This record presents but one question for our determination, namely, whether the court below ruled correctly in saying that it was not competent for selectmen to admit names on the voting list after the opening of the meeting, that is, pending the election.
It is a question of the true construction of the provisions of the Rev. Sts. c. 3 & 4, and of the statute of 1839, c. 42, and especially the following paragraphs:
“ The selectmen shall be in session, at some convenient place, for a reasonable time, within forty eight hours next preceding all meetings for the elections of any of the officers aforesaid, for the purpose of receiving evidence of the qualifications of persons, claiming a right to vote in such elections, and of correcting the lists of voters ; and such session shall be holden for one hour at least, on the day of such election, and before the opening of the meeting.
“ In any town, where the number of qualified voters shall exceed one thousand, such session of the selectmen shall be holden on the day immediately preceding the meeting, and, for as much longer time, previous to said day, as the selectmen shall judge necessary for the purpose aforesaid.”
We agree at once that the statute does not make it the duty of the selectmen of a town to hold a selectmen’s meeting, for the purpose of receiving evidence of the qualifications of voters, after the opening of the polls for the given election. Nor does the reason of the thing allow us to come to any other conclusion. After the voting has commenced, the selectmen are sufficiently occupied with their specific duty of the time, as presiding officers at the election and canvassers of the votes. Of course, it cannot be the right of any person to *145demand of the selectmen then to hold a meeting for the purpose of correcting the voting lists in his favor. He might have applied at the time which the statute points out, that is, before the commencement of the town meeting.
The conclusion implies, and the argument of convenience goes the length of showing, that it is not the right of the selectmen, after the opening of the town meeting, to hold a regular judicial meeting of their own for the general purpose of hearing and determining applications for the correction of the poll lists.
These opinions are confirmed by the reasoning of the court in the case of Capen v. Foster, 12 Pick. 492, and are not contradicted by any thing in the subsequent cases of Gates v. Neal, 23 Pick. 308, and Blanchard v. Stearns, 5 Met. 302.
But we have heretofore decided that selectmen have authority, even after the opening of the town meeting, to strike from the list of voters the name of a person, who is not a legal voter. Humphrey v. Kingman, 5 Met. 162. And we have also decided that selectmen may add a name after the close of their stated meeting for the correction of the lists, though in anticipation of the town meeting. Bacon v. Benchley, 2 Cush. 100. We feel constrained to think that they have the power to do this, that is, to correct manifest error which may come to their knowledge, either by expunging a name, or adding one, as justice may require, even after the opening of the town meeting.
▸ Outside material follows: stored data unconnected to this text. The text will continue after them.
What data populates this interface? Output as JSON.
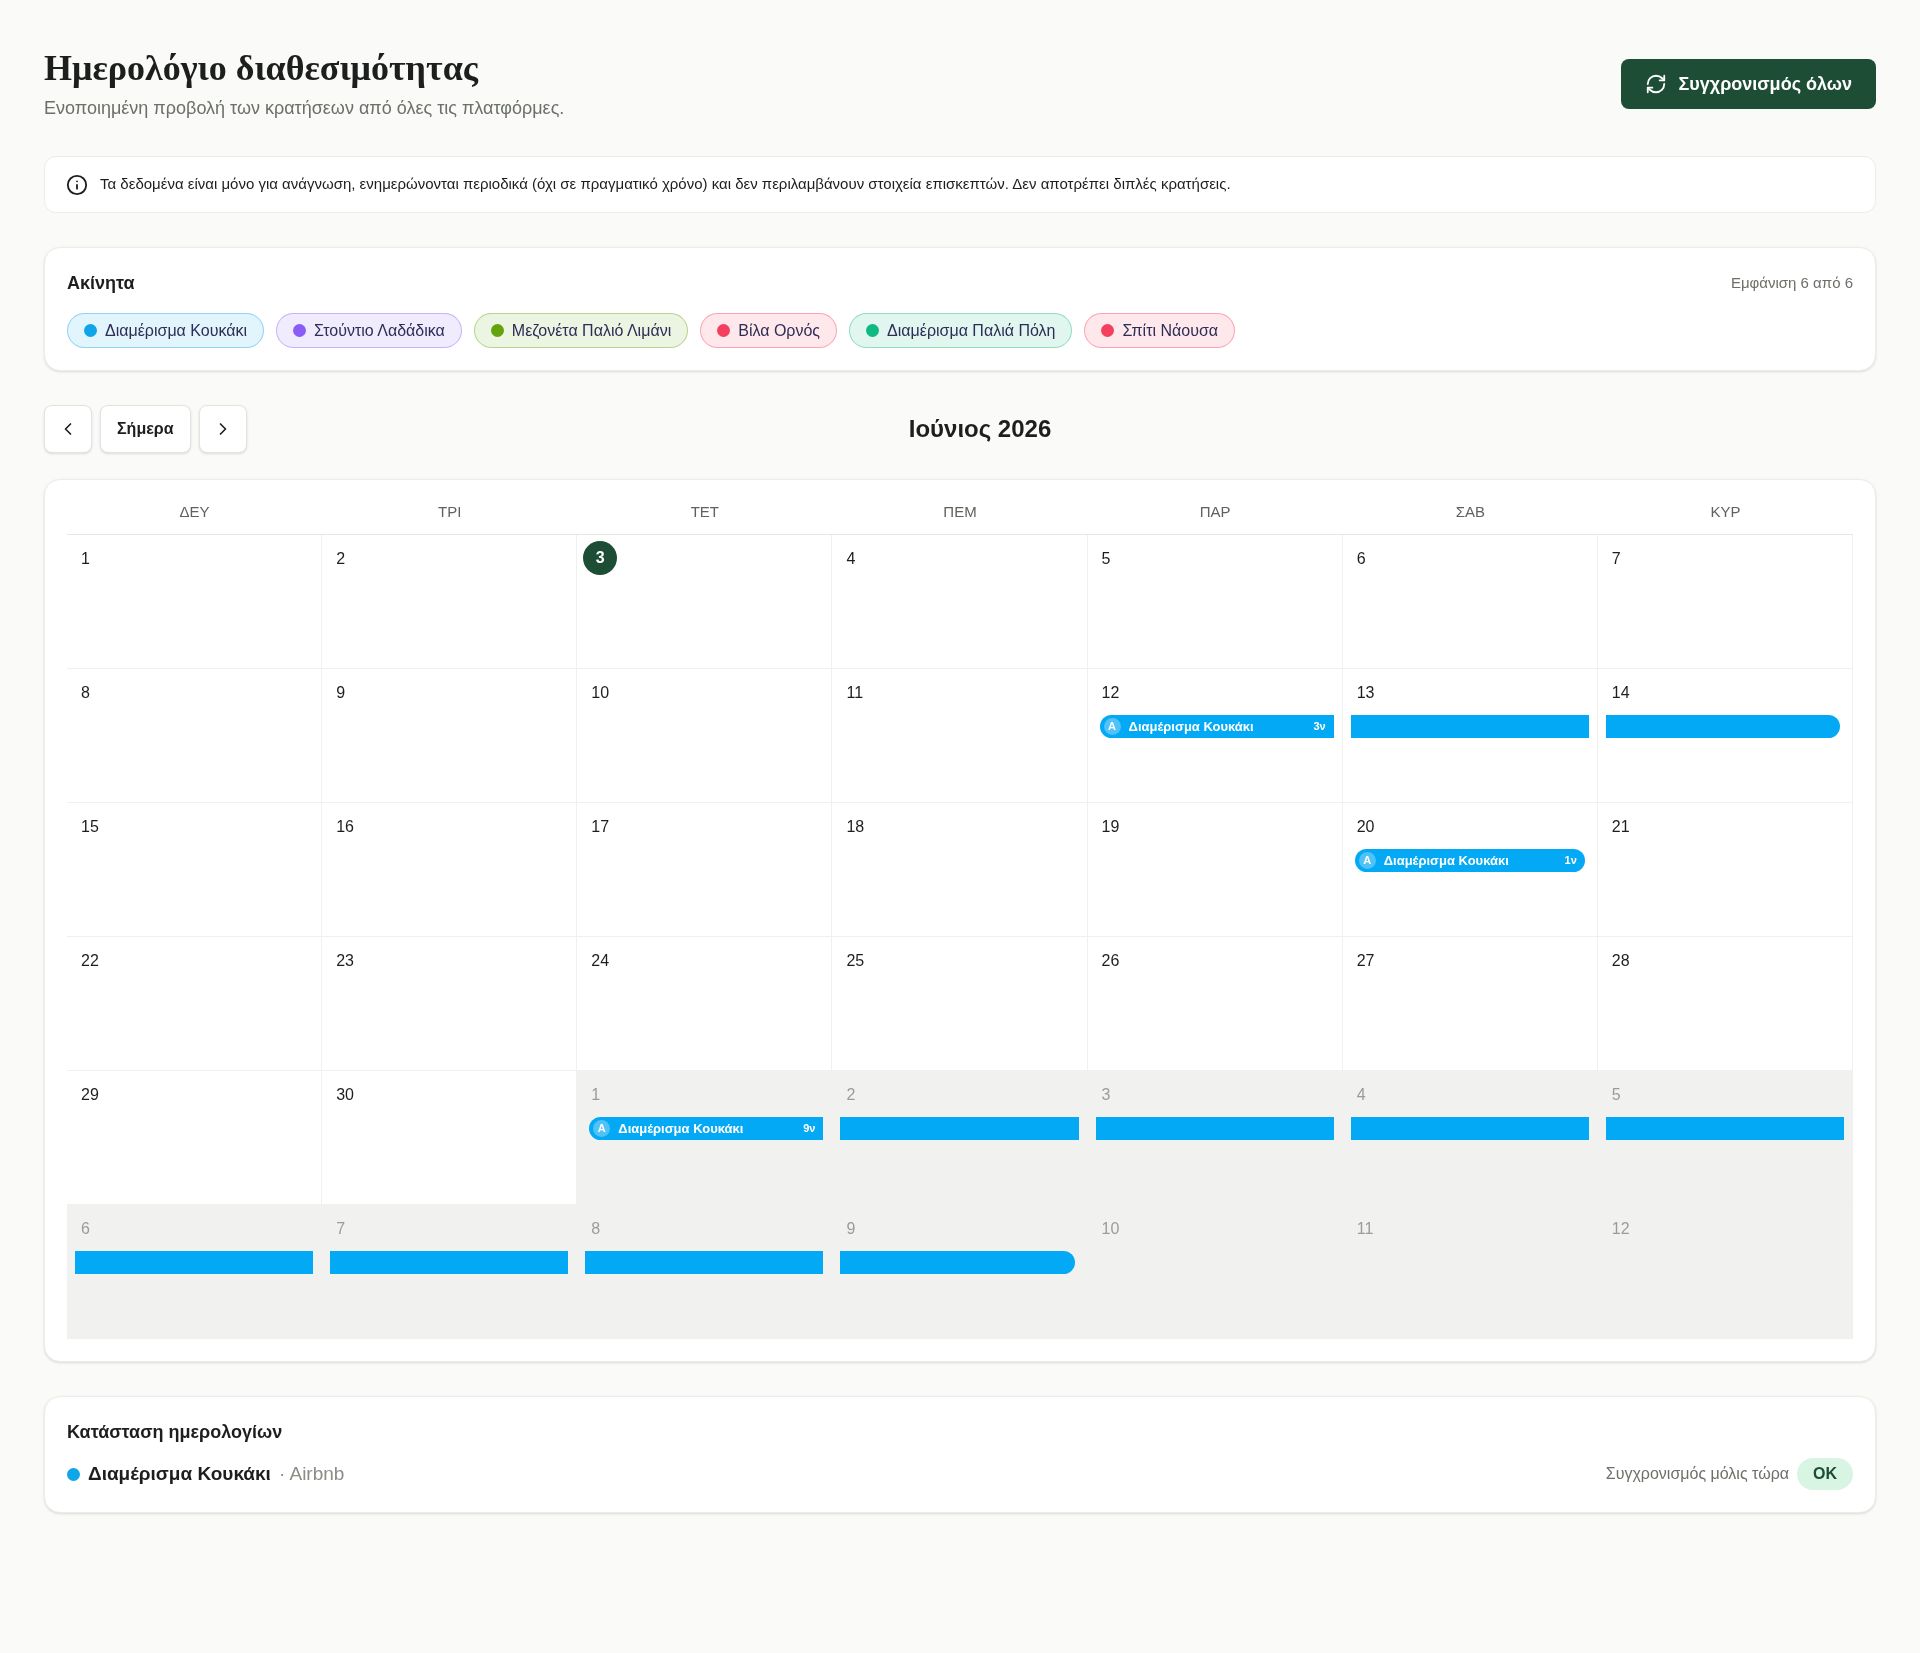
{
  "header": {
    "title": "Ημερολόγιο διαθεσιμότητας",
    "subtitle": "Ενοποιημένη προβολή των κρατήσεων από όλες τις πλατφόρμες.",
    "sync_button": "Συγχρονισμός όλων"
  },
  "notice": "Τα δεδομένα είναι μόνο για ανάγνωση, ενημερώνονται περιοδικά (όχι σε πραγματικό χρόνο) και δεν περιλαμβάνουν στοιχεία επισκεπτών. Δεν αποτρέπει διπλές κρατήσεις.",
  "properties": {
    "title": "Ακίνητα",
    "count": "Εμφάνιση 6 από 6",
    "items": [
      {
        "label": "Διαμέρισμα Κουκάκι",
        "color": "#0ea5e9"
      },
      {
        "label": "Στούντιο Λαδάδικα",
        "color": "#8b5cf6"
      },
      {
        "label": "Μεζονέτα Παλιό Λιμάνι",
        "color": "#65a30d"
      },
      {
        "label": "Βίλα Ορνός",
        "color": "#f43f5e"
      },
      {
        "label": "Διαμέρισμα Παλιά Πόλη",
        "color": "#10b981"
      },
      {
        "label": "Σπίτι Νάουσα",
        "color": "#f43f5e"
      }
    ]
  },
  "nav": {
    "today": "Σήμερα",
    "month": "Ιούνιος 2026"
  },
  "calendar": {
    "weekdays": [
      "ΔΕΥ",
      "ΤΡΙ",
      "ΤΕΤ",
      "ΠΕΜ",
      "ΠΑΡ",
      "ΣΑΒ",
      "ΚΥΡ"
    ],
    "weeks": [
      [
        {
          "day": "1",
          "outside": false,
          "today": false
        },
        {
          "day": "2",
          "outside": false,
          "today": false
        },
        {
          "day": "3",
          "outside": false,
          "today": true
        },
        {
          "day": "4",
          "outside": false,
          "today": false
        },
        {
          "day": "5",
          "outside": false,
          "today": false
        },
        {
          "day": "6",
          "outside": false,
          "today": false
        },
        {
          "day": "7",
          "outside": false,
          "today": false
        }
      ],
      [
        {
          "day": "8",
          "outside": false,
          "today": false
        },
        {
          "day": "9",
          "outside": false,
          "today": false
        },
        {
          "day": "10",
          "outside": false,
          "today": false
        },
        {
          "day": "11",
          "outside": false,
          "today": false
        },
        {
          "day": "12",
          "outside": false,
          "today": false,
          "bar": {
            "kind": "start",
            "color": "#03a9f4",
            "badge": "A",
            "label": "Διαμέρισμα Κουκάκι",
            "nights": "3ν"
          }
        },
        {
          "day": "13",
          "outside": false,
          "today": false,
          "bar": {
            "kind": "middle",
            "color": "#03a9f4"
          }
        },
        {
          "day": "14",
          "outside": false,
          "today": false,
          "bar": {
            "kind": "end",
            "color": "#03a9f4"
          }
        }
      ],
      [
        {
          "day": "15",
          "outside": false,
          "today": false
        },
        {
          "day": "16",
          "outside": false,
          "today": false
        },
        {
          "day": "17",
          "outside": false,
          "today": false
        },
        {
          "day": "18",
          "outside": false,
          "today": false
        },
        {
          "day": "19",
          "outside": false,
          "today": false
        },
        {
          "day": "20",
          "outside": false,
          "today": false,
          "bar": {
            "kind": "single",
            "color": "#03a9f4",
            "badge": "A",
            "label": "Διαμέρισμα Κουκάκι",
            "nights": "1ν"
          }
        },
        {
          "day": "21",
          "outside": false,
          "today": false
        }
      ],
      [
        {
          "day": "22",
          "outside": false,
          "today": false
        },
        {
          "day": "23",
          "outside": false,
          "today": false
        },
        {
          "day": "24",
          "outside": false,
          "today": false
        },
        {
          "day": "25",
          "outside": false,
          "today": false
        },
        {
          "day": "26",
          "outside": false,
          "today": false
        },
        {
          "day": "27",
          "outside": false,
          "today": false
        },
        {
          "day": "28",
          "outside": false,
          "today": false
        }
      ],
      [
        {
          "day": "29",
          "outside": false,
          "today": false
        },
        {
          "day": "30",
          "outside": false,
          "today": false
        },
        {
          "day": "1",
          "outside": true,
          "today": false,
          "bar": {
            "kind": "start",
            "color": "#03a9f4",
            "badge": "A",
            "label": "Διαμέρισμα Κουκάκι",
            "nights": "9ν"
          }
        },
        {
          "day": "2",
          "outside": true,
          "today": false,
          "bar": {
            "kind": "middle",
            "color": "#03a9f4"
          }
        },
        {
          "day": "3",
          "outside": true,
          "today": false,
          "bar": {
            "kind": "middle",
            "color": "#03a9f4"
          }
        },
        {
          "day": "4",
          "outside": true,
          "today": false,
          "bar": {
            "kind": "middle",
            "color": "#03a9f4"
          }
        },
        {
          "day": "5",
          "outside": true,
          "today": false,
          "bar": {
            "kind": "middle",
            "color": "#03a9f4"
          }
        }
      ],
      [
        {
          "day": "6",
          "outside": true,
          "today": false,
          "bar": {
            "kind": "middle",
            "color": "#03a9f4"
          }
        },
        {
          "day": "7",
          "outside": true,
          "today": false,
          "bar": {
            "kind": "middle",
            "color": "#03a9f4"
          }
        },
        {
          "day": "8",
          "outside": true,
          "today": false,
          "bar": {
            "kind": "middle",
            "color": "#03a9f4"
          }
        },
        {
          "day": "9",
          "outside": true,
          "today": false,
          "bar": {
            "kind": "end",
            "color": "#03a9f4"
          }
        },
        {
          "day": "10",
          "outside": true,
          "today": false
        },
        {
          "day": "11",
          "outside": true,
          "today": false
        },
        {
          "day": "12",
          "outside": true,
          "today": false
        }
      ]
    ]
  },
  "status": {
    "title": "Κατάσταση ημερολογίων",
    "rows": [
      {
        "name": "Διαμέρισμα Κουκάκι",
        "color": "#0ea5e9",
        "source": "· Airbnb",
        "sync": "Συγχρονισμός μόλις τώρα",
        "badge": "OK"
      }
    ]
  }
}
While, therefore, we think it is not competent for the selectmen to hold a regular meeting for the purpose of correcting the lists after the opening of the town meeting, yet we are unable to see any thing in the statute, which renders it incompetent for them, on their official responsibility, to admit a name after that time ; their action in the premises, in such a contingency, being limited by the exigency of subordination to their paramount duty as the presiding officers of the meeting.
We speak of course in regard to towns only, without going into consideration here, of what the law may be in this respect. *146in the very different case of cities, where, as they are organized in this Commonwealth, the municipal officers, whose duty it is to correct the voting lists, are not inspectors of the election.
Upon this view of the subject, a new trial is granted, to take place in this court. Exceptions sustained.